Harrison hoped in writing the book he would get to the bottom of what happen to his ancestor. 

“As I was writing the book, I did feel I was getting closer, and I feel like I arrived at an answer that satisfies me but that’s not to say I won’t spend the rest of my life thinking about this because there is no clear answer.” 

Harrison thinks Fletcher Christian probably died on the island though he’s compelled by the stories Fletcher was sighted in Cumbria years later.  

“There was some kind of a massacre that occurred on Pitcairn Island anywhere from a few months to a few years after The Bounty crew members settled the island. It seems to have occurred as a result of inequalities in the little society that they were setting up.” 

When they arrived on the island, the crew members divided it into nine equal portions, one for each mutineer, Harrison says. 

But the nine crew members weren’t the only people onboard The Bounty, having picked up people from the islands they landed at on their way to Pitcairn. Harrison says the six Polynesian men on the island were treated as second class, with no land of their own, and the twelve Polynesian women were treated by the men in some cases as sexual commodities. 

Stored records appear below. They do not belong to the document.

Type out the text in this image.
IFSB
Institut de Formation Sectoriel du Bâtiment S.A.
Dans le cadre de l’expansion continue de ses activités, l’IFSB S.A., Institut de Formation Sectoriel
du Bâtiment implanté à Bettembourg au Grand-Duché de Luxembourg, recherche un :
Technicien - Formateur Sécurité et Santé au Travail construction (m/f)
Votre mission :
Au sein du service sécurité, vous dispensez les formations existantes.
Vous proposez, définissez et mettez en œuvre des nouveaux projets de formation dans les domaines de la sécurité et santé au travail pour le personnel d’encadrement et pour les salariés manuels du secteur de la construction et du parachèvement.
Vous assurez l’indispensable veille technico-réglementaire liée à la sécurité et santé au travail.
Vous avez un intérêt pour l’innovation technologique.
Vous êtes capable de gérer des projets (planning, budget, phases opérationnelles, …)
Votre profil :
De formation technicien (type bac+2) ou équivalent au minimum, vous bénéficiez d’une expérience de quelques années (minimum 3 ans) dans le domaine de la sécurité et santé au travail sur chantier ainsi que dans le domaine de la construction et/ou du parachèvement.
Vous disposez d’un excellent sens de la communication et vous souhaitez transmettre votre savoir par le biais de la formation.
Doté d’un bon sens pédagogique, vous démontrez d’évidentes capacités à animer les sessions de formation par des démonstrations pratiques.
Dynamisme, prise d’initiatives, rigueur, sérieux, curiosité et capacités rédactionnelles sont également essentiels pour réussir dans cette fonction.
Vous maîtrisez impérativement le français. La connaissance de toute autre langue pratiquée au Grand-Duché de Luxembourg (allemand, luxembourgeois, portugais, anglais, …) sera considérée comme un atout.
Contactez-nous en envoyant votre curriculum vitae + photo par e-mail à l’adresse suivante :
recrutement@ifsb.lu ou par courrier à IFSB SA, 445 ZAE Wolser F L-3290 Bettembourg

It's a story so ambiguous that we’re always tempted to cast a hero and a villain, Harrison says.  

“The abiding mystery about Fletcher Christian is why he left this lasting impression on history and why that will continue,” he says. 

“Along with the mystique of Fletcher Christian and the mutineers who had disappeared off the face of the Earth, there was also the mystique of the Pacific itself, because Europeans at that time had a very romantic idea of the Pacific and the island that were in it, so the story became bound up in those romantic ideas - and it still is.”